C’est l’outil sur lequel Airbus mise pour accélérer la cadence de production de l’A220 afin de rendre le programme rentable. La chaîne de préassemblage doit être mise en service lundi, ce qui devrait « protéger » des emplois à Mirabel alors que le secteur de l’aviation tente de sortir de la zone de turbulences créée par la pandémie.

Les installations – un investissement important, mais qui n’a pas été chiffré jusqu’à présent par le géant européen – ont été aménagées dans l’espace d’environ 125 000 pieds carrés où Bombardier assemblait auparavant ses avions régionaux CRJ.

Essentiellement, on y installera le câblage électrique, les planchers et d’autres modules dans les fuselages, qui se retrouveront ensuite sur les chaînes d’assemblage de Mirabel et de Mobile, en Alabama.

« Pour une recette, si vous coupez vos légumes à l’avance afin de sauter quelques étapes, ça ira plus vite au moment de cuisiner, illustre Mehran Ebrahimi, professeur à l’UQAM et directeur de l’Observatoire de l’aéronautique et de l’aviation civile. C’est un peu ça, la chaîne de préassemblage. »

PHOTO KARENE-ISABELLE JEAN-BAPTISTE, COLLABORATION SPÉCIALE

Mehran Ebrahimi, professeur à l’UQAM et directeur de l’Observatoire de l’aéronautique et de l’aviation civile

Les travaux de réaménagement se sont échelonnés pendant la dernière année. La présentation médiatique des installations devait avoir lieu plus tard cette semaine, mais cela attendra en raison du contexte sanitaire.

L’ancienne C Series de Bombardier, détenue à 25 % par l’État québécois, est toujours déficitaire. Airbus mise grandement sur l’accélération de la production pour finir par atteindre le seuil de rentabilité vers 2026.

La multinationale table sur une cadence de production mensuelle de 14 appareils, soit 10 à Mirabel et 4 à Mobile, l’usine qui sert les clients américains. Vers 2025, l’avionneur européen livrerait 168 A220. On doit en principe passer à une cadence de 6 avions par mois (4 à Mirabel et 2 à Mobile) prochainement.

Symbole de croissance ?

Pour M. Ebrahimi, il y a un aspect « symbolique » à l’implantation à Mirabel d’une chaîne de préassemblage – un modèle de production qui existe ailleurs au sein du géant européen. « C’est un indicateur qui nous dit qu’il y a quelque chose en expansion, estime l’expert. On est loin de vouloir dégraisser les activités de Mirabel. »

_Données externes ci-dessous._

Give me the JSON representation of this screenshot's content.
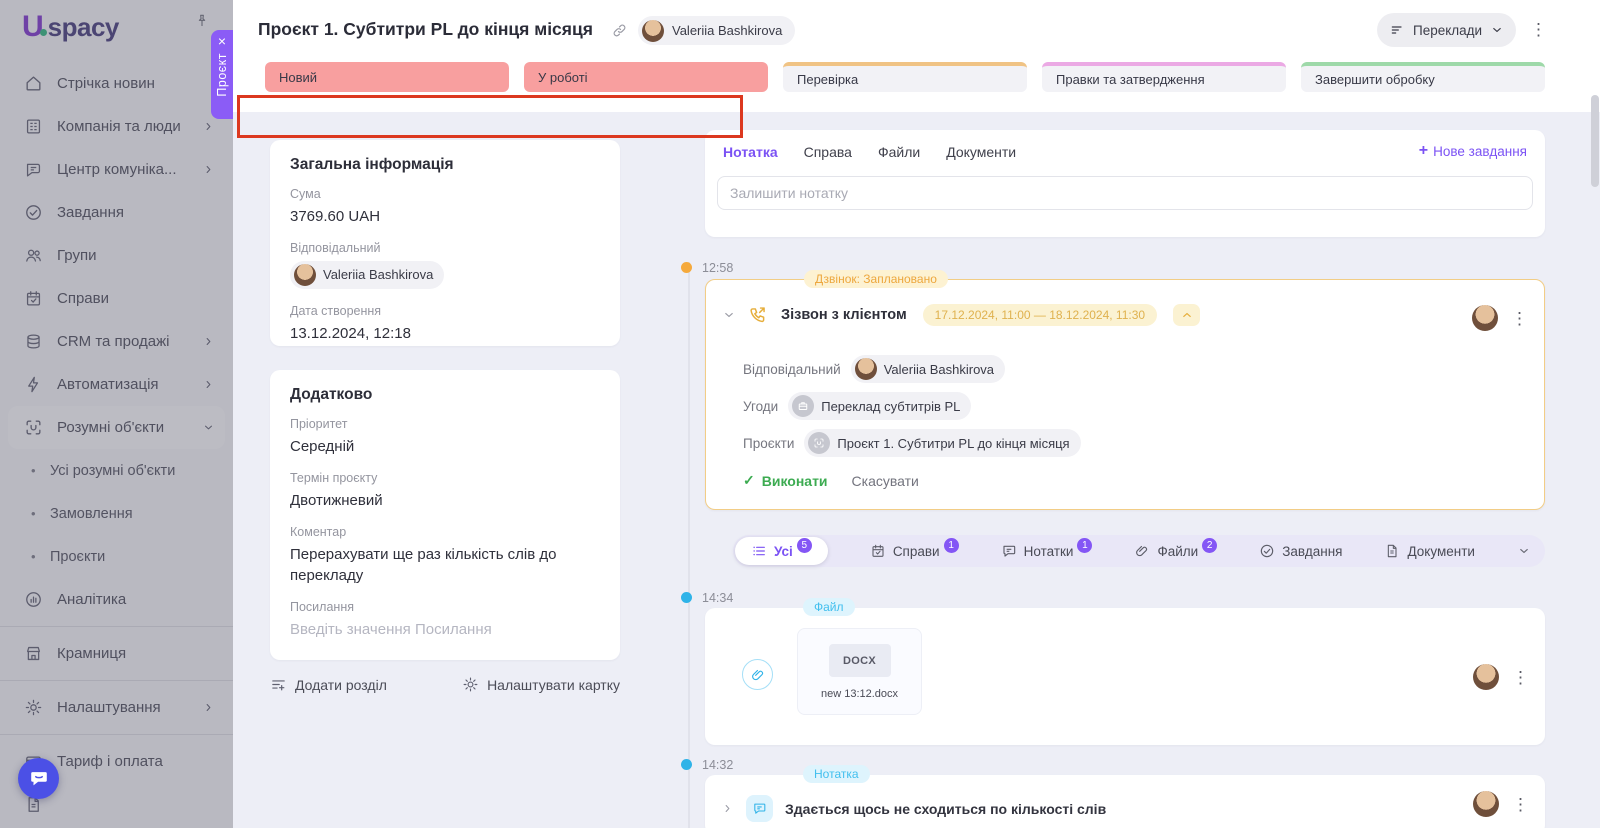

Le fait qu’on augmente la taille des activités dans les Laurentides, selon M. Ebrahimi, suggère que le site pourrait accueillir d’autres projets, comme celui de l’A220-500, si une version allongée de l’avion finit par voir le jour.

Après une disette de plus d’un an dans un contexte où la pandémie avait freiné les discussions avec les clients potentiels, l’A220 a recommencé à décrocher des commandes l’an dernier. Les contrats, engagements et lettres d’intention oscillent autour de 100 appareils.

Fin novembre, Airbus avait aussi enregistré 18 annulations.

Si quelque 2500 personnes travaillent à l’usine de Mirabel, plus de 300 avaient perdu leur gagne-pain en raison de la crise. Il n’y a toujours pas eu de rappel, bien qu’Airbus prévoie des embauches au cours des prochaines années.

« Une fierté »

À l’Association internationale des machinistes et des travailleurs de l’aérospatiale (AIMTA), on espère que cette chaîne de préassemblage permettra à terme de « vider » la liste de rappel.

PHOTO TIRÉE DU SITE WEB DE L’AIMTA

Éric Rancourt représente les employés d’Airbus à Mirabel membres de l’AIMTA.

« C’est une fierté pour nous, explique l’agent d’affaires syndical Éric Rancourt, au cours d’un entretien téléphonique. Ça aurait pu se faire à Mobile. C’est au Québec. Dans notre philosophie, on a protégé des emplois ici. »

Depuis le Vieux Continent, lundi, la haute direction d’Airbus doit également faire le point sur les livraisons et les commandes pour l’ensemble de ses programmes dans le cadre d’un évènement médiatique. L’A220 fera partie des discussions.

D’après le plus récent rapport du Fonds de développement économique, la « juste valeur » du placement dans l’A220 (1 milliard US) était « nulle » en date du 31 mars dernier. L’investissement pourrait reprendre de la valeur au cours des prochaines années, mais le Fonds estime qu’il y a un « risque important » de ne pas récupérer la totalité de la somme.